In trading there are a few givens and most of what actually passes as investment knowledge is either myth, crap that someone has pulled out of their arse or a combination of both. However, there is one fact that is incontrovertible – markets go up and markets go down. It has been this way since markets began trading and it will continue to be this way until we now longer have markets. This is something that those who say cryptocurrencies as the second coming have found out the hard way. However, more traditional markets are not immune from the same magical thinking and part of the difficulty is that the majority of people who commentate on markets have been around for five minutes and dont simply understand how the real world works. The joy of being old is that nothing is surprising because you have seen it all before.
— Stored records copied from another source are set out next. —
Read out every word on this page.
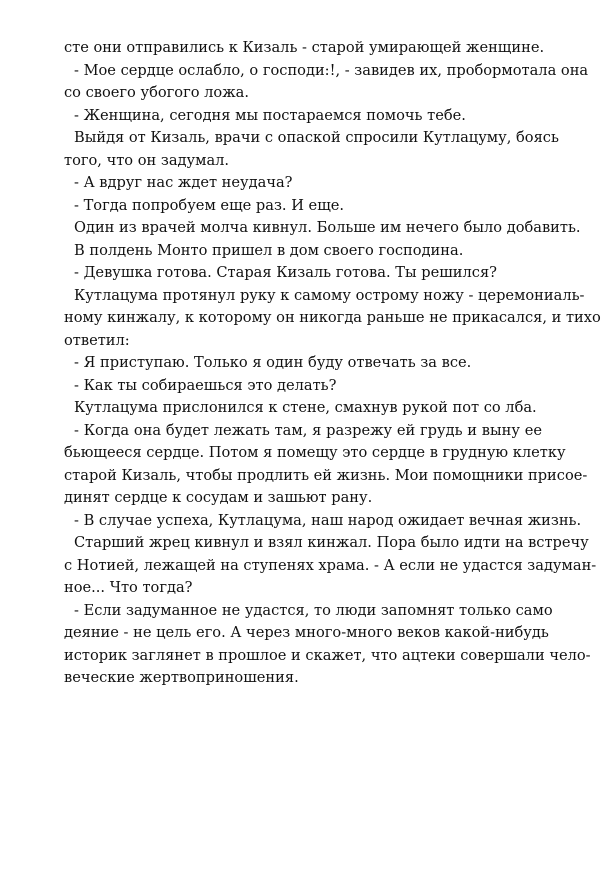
сте они отправились к Кизаль - старой умирающей женщине.
- Мое сердце ослабло, о господи:!, - завидев их, пробормотала она
со своего убогого ложа.
- Женщина, сегодня мы постараемся помочь тебе.
Выйдя от Кизаль, врачи с опаской спросили Кутлацуму, боясь
того, что он задумал.
- А вдруг нас ждет неудача?
- Тогда попробуем еще раз. И еще.
Один из врачей молча кивнул. Больше им нечего было добавить.
В полдень Монто пришел в дом своего господина.
- Девушка готова. Старая Кизаль готова. Ты решился?
Кутлацума протянул руку к самому острому ножу - церемониаль-
ному кинжалу, к которому он никогда раньше не прикасался, и тихо
ответил:
- Я приступаю. Только я один буду отвечать за все.
- Как ты собираешься это делать?
Кутлацума прислонился к стене, смахнув рукой пот со лба.
- Когда она будет лежать там, я разрежу ей грудь и выну ее
бьющееся сердце. Потом я помещу это сердце в грудную клетку
старой Кизаль, чтобы продлить ей жизнь. Мои помощники присое-
динят сердце к сосудам и зашьют рану.
- В случае успеха, Кутлацума, наш народ ожидает вечная жизнь.
Старший жрец кивнул и взял кинжал. Пора было идти на встречу
с Нотией, лежащей на ступенях храма. - А если не удастся задуман-
ное... Что тогда?
- Если задуманное не удастся, то люди запомнят только само
деяние - не цель его. А через много-много веков какой-нибудь
историк заглянет в прошлое и скажет, что ацтеки совершали чело-
веческие жертвоприношения.
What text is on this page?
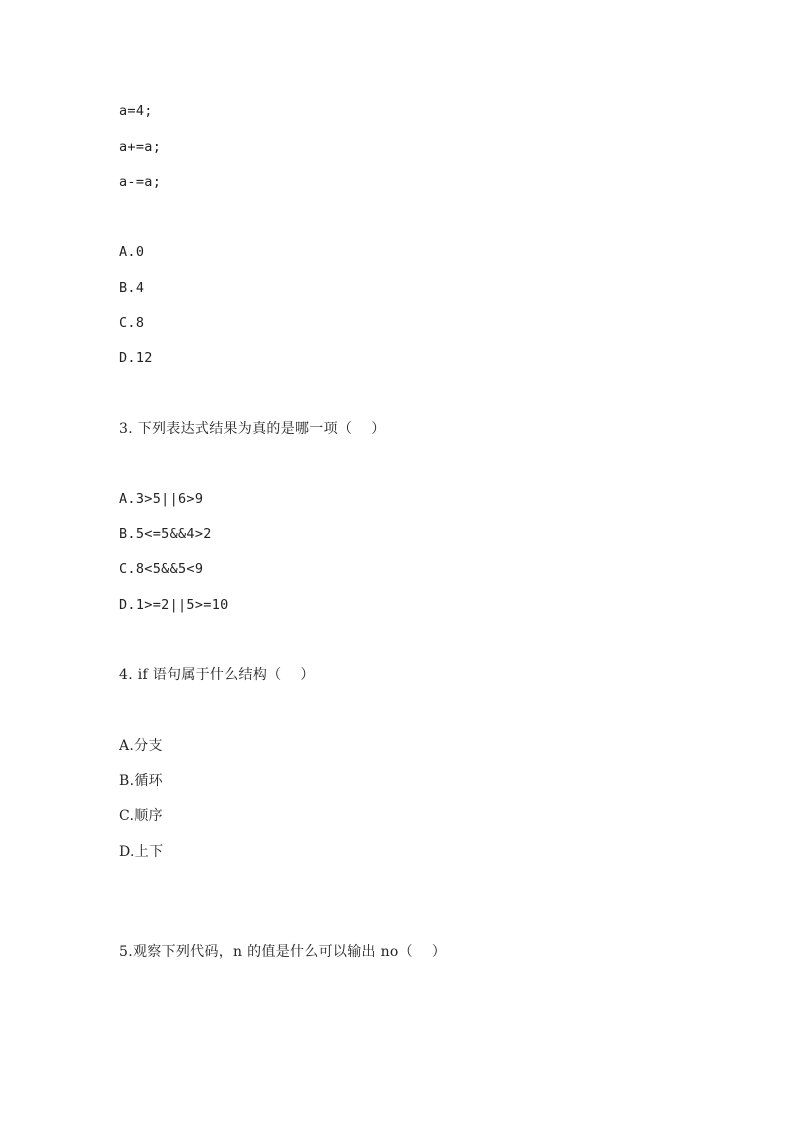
a=4;
a+=a;
a-=a;
A.0
B.4
C.8
D.12
3. 下列表达式结果为真的是哪一项（    ）
A.3>5||6>9
B.5<=5&&4>2
C.8<5&&5<9
D.1>=2||5>=10
4. if 语句属于什么结构（    ）
A.分支
B.循环
C.顺序
D.上下
5.观察下列代码，n 的值是什么可以输出 no（    ）
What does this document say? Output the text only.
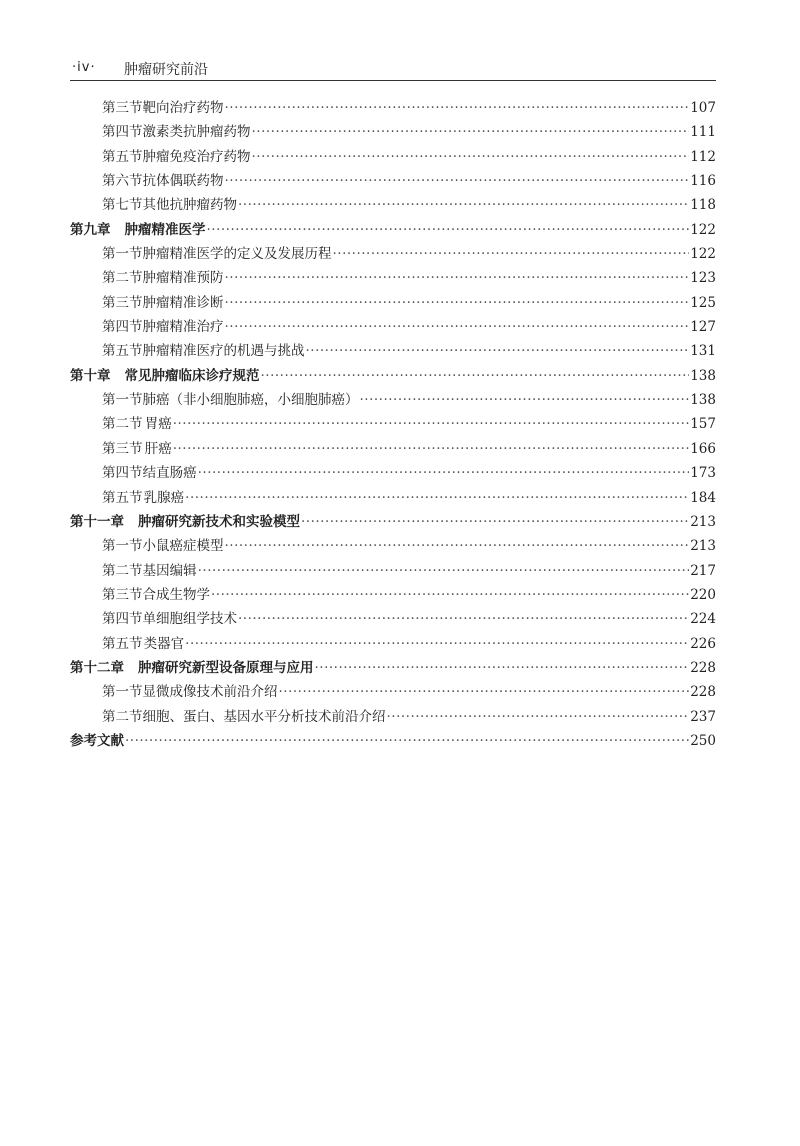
·iv· 肿瘤研究前沿
第三节 靶向治疗药物 ·····	107
第四节 激素类抗肿瘤药物 ·····	111
第五节 肿瘤免疫治疗药物 ·····	112
第六节 抗体偶联药物 ·····	116
第七节 其他抗肿瘤药物 ·····	118
第九章 肿瘤精准医学 ·····	122
第一节 肿瘤精准医学的定义及发展历程 ·····	122
第二节 肿瘤精准预防 ·····	123
第三节 肿瘤精准诊断 ·····	125
第四节 肿瘤精准治疗 ·····	127
第五节 肿瘤精准医疗的机遇与挑战 ·····	131
第十章 常见肿瘤临床诊疗规范 ·····	138
第一节 肺癌（非小细胞肺癌，小细胞肺癌） ·····	138
第二节 胃癌 ·····	157
第三节 肝癌 ·····	166
第四节 结直肠癌 ·····	173
第五节 乳腺癌 ·····	184
第十一章 肿瘤研究新技术和实验模型 ·····	213
第一节 小鼠癌症模型 ·····	213
第二节 基因编辑 ·····	217
第三节 合成生物学 ·····	220
第四节 单细胞组学技术 ·····	224
第五节 类器官 ·····	226
第十二章 肿瘤研究新型设备原理与应用 ·····	228
第一节 显微成像技术前沿介绍 ·····	228
第二节 细胞、蛋白、基因水平分析技术前沿介绍 ·····	237
参考文献 ·····	250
Equity markets around the world are currently pulling back as is to be expected. Sooner or later the near linear run of the US would falter this is simply a given. Nobody knew when and nobody knows how much but there will undoubtedly be people saying I told you so. Say the same thing for long enough and if you live long enough you are bound to be correct. But as with most things to do with markets context is everything and whilst people are losing control of their bowels over the size of the current reversals in absolute point terms things look a little different when viewed in relative terms. The chart below provides some of that long term context. I have looked at the weekly returns for the S&P 500 since 1950 – so i have a good slab of data. The dates dont matter, look at the quanta and frequency of moves instead. In doing so you will see something blindly obvious – markets have periods where they go down. If you click on the chart it will open in a separate window.
You can see that the current slippage is quite mild in relative terms and such moves could be called common. The next chart offers a little more fidelity in that it looks back 20 years to 1997. As such it includes the tech wreck and the GFC.
The final chart covers the last decade and it offers the interesting perspective in that 2016/17 were somewhat of an aberration as falls were somewhat limited.
However, it should be noted that the aberration is not that the market is pulling back but rather that it didn’t pullback to any great degree in the past year. Given the short term memory issues that traders have it has primed everyone to believe that markets dont go down. Hence the current hysteria over the market coming off an extraordinary run. So the eternal question is – will it continue and the only sensible answer is I have no idea. All I know is that price will do whatever price wants and my opinion is meaningless and will have no bearing on events at all.